In article ,
COLIN LAMB wrote:
I never thought about this until the matter came up in the HQ-145 thread,
but what was the process of sending messages over the telegraph lines?
Suppose I was in a small town in Oregon and wanted to send a message to a
small town in Nebraska? Is the message "broadcast", or does it go to a
clearinghouse? Can anyone on the "wire" listen in? Are there relays?
I have been a ham for almost 50 years and I have no clue. There must be
some OT who are just waiting to tell me, or know a good website.
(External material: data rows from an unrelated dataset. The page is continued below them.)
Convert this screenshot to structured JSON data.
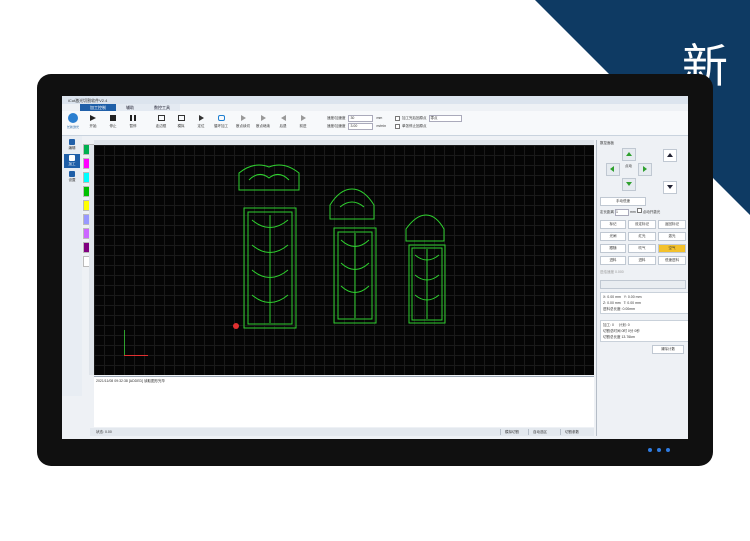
{
  "badge": {
    "text": "新"
  },
  "app": {
    "title": "iCut激光切割软件V2.4"
  },
  "tabs": [
    {
      "label": "加工控制",
      "active": true
    },
    {
      "label": "辅助",
      "active": false
    },
    {
      "label": "数控工具",
      "active": false
    }
  ],
  "logo": {
    "text": "长新激光"
  },
  "toolbar": {
    "start": "开始",
    "stop": "停止",
    "pause": "暂停",
    "frame": "走边框",
    "simulate": "模拟",
    "locate": "定位",
    "loop": "循环加工",
    "resume": "断点续切",
    "breakpoint": "断点继续",
    "back": "后退",
    "forward": "前进"
  },
  "speed": {
    "label1": "速度/加速度",
    "value1": "30",
    "unit1": "mm",
    "label2": "速度/加速度",
    "value2": "3.00",
    "unit2": "m/min"
  },
  "options": {
    "opt1": "加工完后回原点",
    "opt1_select": "零点",
    "opt2": "单张停止回原点"
  },
  "sidebar": [
    {
      "label": "编辑",
      "active": false
    },
    {
      "label": "加工",
      "active": true
    },
    {
      "label": "设置",
      "active": false
    }
  ],
  "palette": [
    "#00b050",
    "#ff00ff",
    "#00ffff",
    "#00c000",
    "#ffff00",
    "#9999ff",
    "#cc66ff",
    "#800080",
    "#ffffff"
  ],
  "log": {
    "line": "2021/11/08 09:32:38 [ADDED] 读取图形完毕"
  },
  "status": {
    "label": "状态:",
    "value": "0.00",
    "btn1": "模拟切割",
    "btn2": "自动选区",
    "btn3": "切割参数"
  },
  "right": {
    "title": "数控面板",
    "dot": "点动",
    "manual": "手动低速",
    "step_label": "定长距离",
    "step_value": "1",
    "step_unit": "mm",
    "step_check": "点动开激光",
    "buttons": [
      "标记",
      "设定标记",
      "返回标记",
      "光闸",
      "红光",
      "激光",
      "跟随",
      "吹气",
      "空气",
      "进料",
      "进料",
      "低速进料"
    ],
    "highlight": "空气",
    "dim_label": "进给速度",
    "dim_value": "0.000",
    "coords": [
      {
        "a": "X: 0.00",
        "au": "mm",
        "b": "Y: 0.00",
        "bu": "mm"
      },
      {
        "a": "Z: 0.00",
        "au": "mm",
        "b": "T: 0.00",
        "bu": "mm"
      }
    ],
    "progress": "进料总长度: 0.00mm",
    "info1": [
      {
        "a": "加工: 0",
        "b": "计划: 0"
      }
    ],
    "info2": [
      {
        "k": "切割总时间",
        "v": "0时 0分 0秒"
      },
      {
        "k": "切割总长度",
        "v": "13.76km"
      }
    ],
    "clear": "清除计数"
  }
}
Authoritative answer: "It depends." grin
A single telegraph line could have multiple stations on it, with 'common'
wiring -- anything from one station on the line was echoed at _all_
the other stations -- more-or-less broadcast.
A given 'line' spanned a relatively limited distance, so 'long-haul' messages
went through relay/distribution centers between origin and final destination.
These were 'store-and-forward' facilities, rather than 'repeaters'. i.e.,
the operator on one line received the message, copying to paper, and passed
to the operator on the other line for re-transmission. Late versions of
the system replaced the 'relay' operators with electromechanical devices.
(And *NOW* you know where the name for those solenoid switches comes from
By the time the telegraph network was widespread, the "long distance" lines
were (_almost_ exclusively) only 2 stations -- enough traffic flowing end-to-
end (and beyond) that there was no net benefit to additional drops on the
line.
The 'edges' of the network -- mostly small-time rural America -- were another
story. 40 miles was a full days ride on horseback. If you were 10 miles out
of town, getting to/from town was a _half-day_. Outposts of civilization,
thus tended to be as close as 15-25 miles --- in the mountains, even closer.
Several stations, "party-lined", on a single 'line' were common. I'm not
aware of any commercial line where the station count was out of the single
digits, but I'm no expert on the matter. grin Mine telegraphs could have
*lots* of stations on the same 'paralleled' line, as various levels were
worked out, and additional horizontal bores were run.
Where you had several stations on a single line, there was a code for each
station on that line -- a multiple-duties operator could ignore an 'alert'
that was -not- prefixed with his code. If it was addressed to him, he'd
key a 'go ahead' when he was ready to receive.
The most common wiring set-up was straight series -- in each station, the
key and sounder were in series, and the stations were in series with each
other. This only needed one overhead wire, with an 'earth' ground return.
One disadvantage was that each key required a shorting switch when not in
use. Failure to short the key resulted in an 'open' circuit, with no
messaging possible until the key was closed. Same problem if any of the
sounders failed 'open'.
This was, obviously, a voltage-driven configuration -- more stations 'on line'
required higher driving voltage to ensure that the voltage drop across each
sounder was sufficient for operation.
There was another set-up used, primarily for shorter distances, and where
stations were only intermittently installed/manned -- seasonal stations,
or 'in-mine' wiring, for example. This was multiple wires 'in parallel',
with a simple T-tap wherever a station was needed. First wire was the
'battery' supply, and was tapped to feed one side of the key. Other side
of the key went back to the second wire. The sounder was wired between
the 2nd wire and 'ground' (sometimes a 3rd wire, sometimes 'earth').
Had the advantage of -not- requiring a shorting switch on the key, better
for the 'occasional' operator. AND a failed sounder did not disable the
other stations.
Had the disadvantage of requiring 2-3 times the wire of the series setup.
This configuration is current-driven -- a constant voltage requirement -- but
the current running through each key (when closed) has to drive all the
sounders.